INSIGHT on INSIGHT: Getting beyond POS data (that’s Point Of Sale)

 

POS data is both a blessing and a curse.  This is scanner data retailers capture at the cash register or through online checkout recording the numerous data points related to the moment a particular product is purchased.

Access to raw POS data like Walmart’s Retail Link can provide priceless understanding of a company’s business at a very granular level.  Metrics like sales, profitability, in-stocks and inventory turns can be viewed at the item and store level and almost any recent time frame.

Highly accurate sales performance can be looked at a hundred different ways. 

However, it can also become a crutch as companies standardize reports that fail to include more creative or insightful analyses. 
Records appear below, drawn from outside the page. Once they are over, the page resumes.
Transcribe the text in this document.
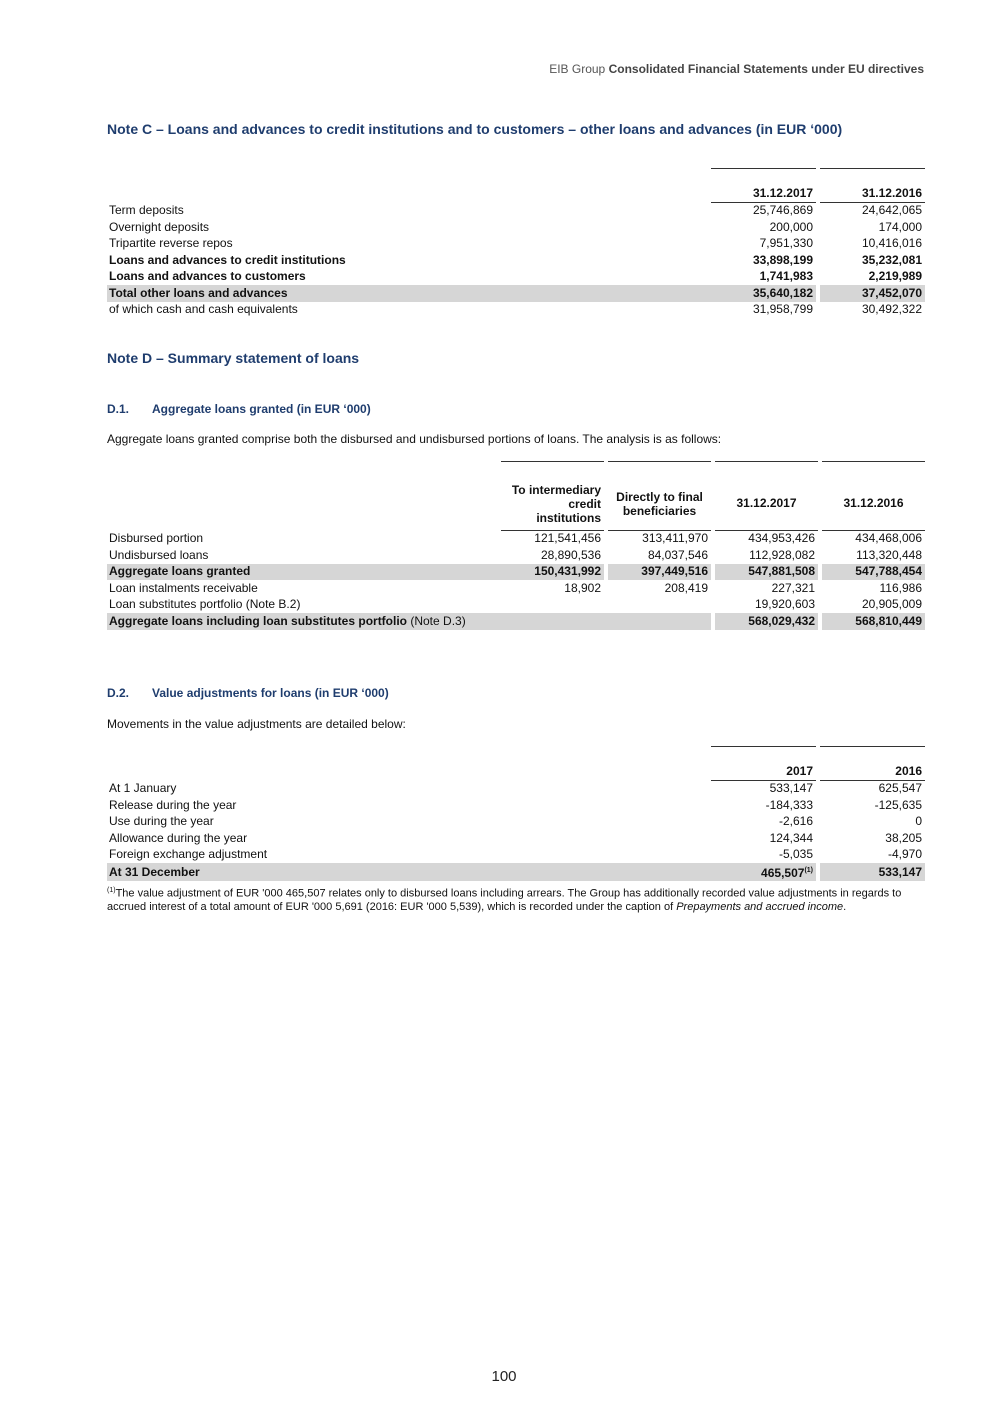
EIB Group Consolidated Financial Statements under EU directives
Note C – Loans and advances to credit institutions and to customers – other loans and advances (in EUR ‘000)

	31.12.2017		31.12.2016
Term deposits	25,746,869		24,642,065
Overnight deposits	200,000		174,000
Tripartite reverse repos	7,951,330		10,416,016
Loans and advances to credit institutions	33,898,199		35,232,081
Loans and advances to customers	1,741,983		2,219,989
Total other loans and advances	35,640,182		37,452,070
of which cash and cash equivalents	31,958,799		30,492,322
Note D – Summary statement of loans
D.1. Aggregate loans granted (in EUR ‘000)
Aggregate loans granted comprise both the disbursed and undisbursed portions of loans. The analysis is as follows:

	To intermediary credit institutions		Directly to final beneficiaries		31.12.2017		31.12.2016
Disbursed portion	121,541,456		313,411,970		434,953,426		434,468,006
Undisbursed loans	28,890,536		84,037,546		112,928,082		113,320,448
Aggregate loans granted	150,431,992		397,449,516		547,881,508		547,788,454
Loan instalments receivable	18,902		208,419		227,321		116,986
Loan substitutes portfolio (Note B.2)					19,920,603		20,905,009
Aggregate loans including loan substitutes portfolio (Note D.3)					568,029,432		568,810,449
D.2. Value adjustments for loans (in EUR ‘000)
Movements in the value adjustments are detailed below:

	2017		2016
At 1 January	533,147		625,547
Release during the year	-184,333		-125,635
Use during the year	-2,616		0
Allowance during the year	124,344		38,205
Foreign exchange adjustment	-5,035		-4,970
At 31 December	465,507$^{(1)}$		533,147
$^{(1)}$The value adjustment of EUR '000 465,507 relates only to disbursed loans including arrears. The Group has additionally recorded value adjustments in regards to accrued interest of a total amount of EUR '000 5,691 (2016: EUR '000 5,539), which is recorded under the caption of Prepayments and accrued income.
100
They can miss out on even bigger opportunities as analysts operate on intellectual assembly lines, churning out more and more reports while having less and less curiosity or instinct to know when and where to dig deeper into the data.
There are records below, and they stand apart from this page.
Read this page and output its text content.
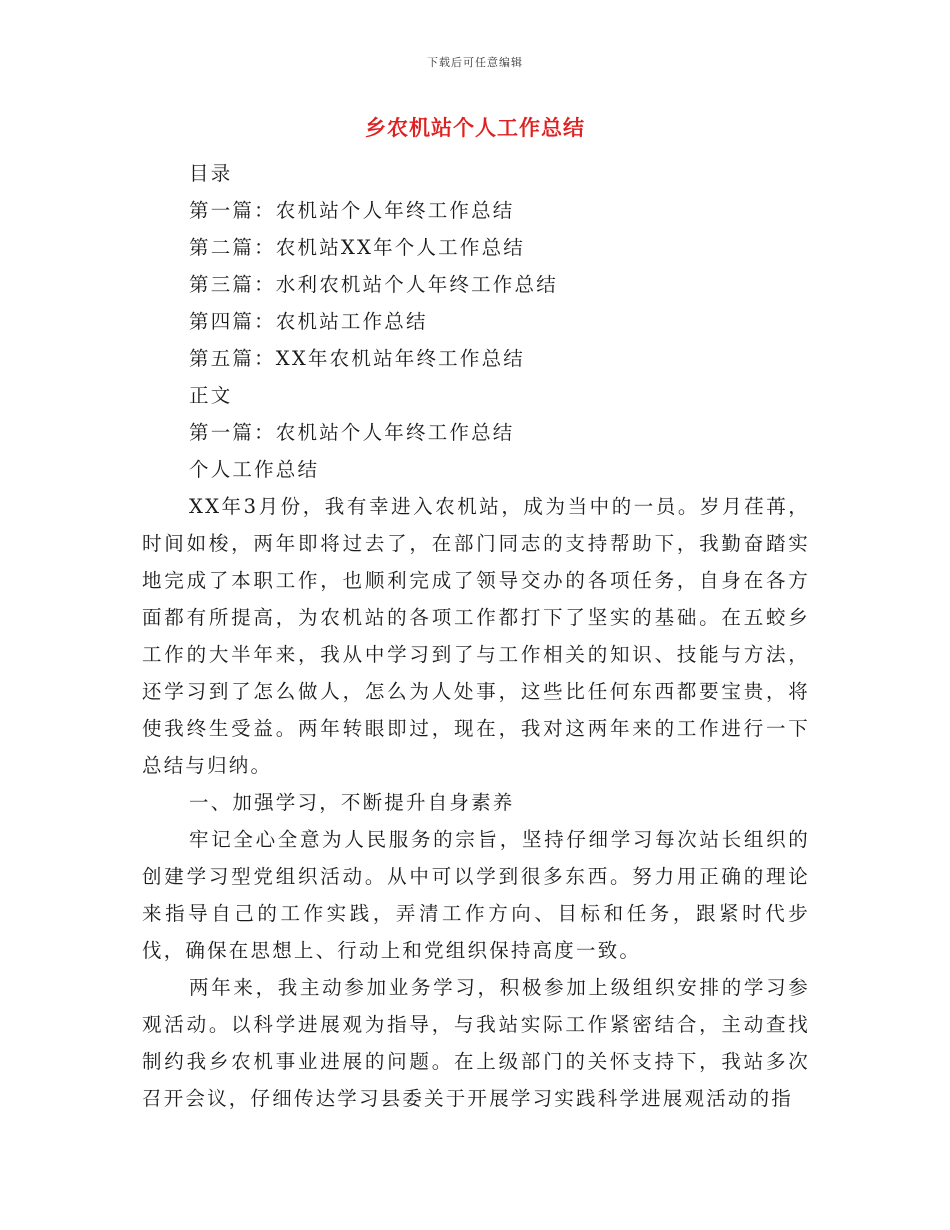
下载后可任意编辑
乡农机站个人工作总结
目录
第一篇：农机站个人年终工作总结
第二篇：农机站XX年个人工作总结
第三篇：水利农机站个人年终工作总结
第四篇：农机站工作总结
第五篇：XX年农机站年终工作总结
正文
第一篇：农机站个人年终工作总结
个人工作总结

XX年3月份，我有幸进入农机站，成为当中的一员。岁月荏苒，时间如梭，两年即将过去了，在部门同志的支持帮助下，我勤奋踏实地完成了本职工作，也顺利完成了领导交办的各项任务，自身在各方面都有所提高，为农机站的各项工作都打下了坚实的基础。在五蛟乡工作的大半年来，我从中学习到了与工作相关的知识、技能与方法，还学习到了怎么做人，怎么为人处事，这些比任何东西都要宝贵，将使我终生受益。两年转眼即过，现在，我对这两年来的工作进行一下总结与归纳。

一、加强学习，不断提升自身素养

牢记全心全意为人民服务的宗旨，坚持仔细学习每次站长组织的创建学习型党组织活动。从中可以学到很多东西。努力用正确的理论来指导自己的工作实践，弄清工作方向、目标和任务，跟紧时代步伐，确保在思想上、行动上和党组织保持高度一致。

两年来，我主动参加业务学习，积极参加上级组织安排的学习参观活动。以科学进展观为指导，与我站实际工作紧密结合，主动查找制约我乡农机事业进展的问题。在上级部门的关怀支持下，我站多次召开会议，仔细传达学习县委关于开展学习实践科学进展观活动的指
POS data creates a false sense of having a complete picture of the business.  It has caused many companies to ignore asking the more important questions:

Why does the POS indicate shoppers are behaving in a certain way?

What if we need to react to a competitor in the future?
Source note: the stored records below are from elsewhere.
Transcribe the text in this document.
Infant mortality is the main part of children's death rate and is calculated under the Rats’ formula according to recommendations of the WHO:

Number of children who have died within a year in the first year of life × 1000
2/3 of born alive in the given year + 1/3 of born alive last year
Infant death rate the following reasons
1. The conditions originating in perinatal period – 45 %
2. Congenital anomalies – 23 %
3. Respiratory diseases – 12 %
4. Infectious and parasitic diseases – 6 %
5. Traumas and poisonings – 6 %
What if we could control a future change that was favorable to our business?

Answering these forward-looking questions through primary shopper insight work complements the backward-looking understanding provided by the POS.

 

DON'T STOP ASKING DEEPER QUESTIONS

The next time you are reviewing weekly, monthly or quarterly POS reports, ask yourself some of the following questions and consider the value of knowing the answers:

Are we running data to discover new opportunities or just to deliver mandatory weekly reports?

What analytical approaches are we overlooking that might change how we view the business?

When was the last time a POS report revealed a significant insight?

Do we really know why sales are behaving a certain way or are we operating on assumptions and speculation?

What aspect of our POS would have the greatest impact on our overall business if we could find a way to better control or influence it?

What is the POS not telling us?

on't stop using POS for all it is worth, but realize that POS only provides part of the picture.  Make sure you are aware of the parts POS doesn't show.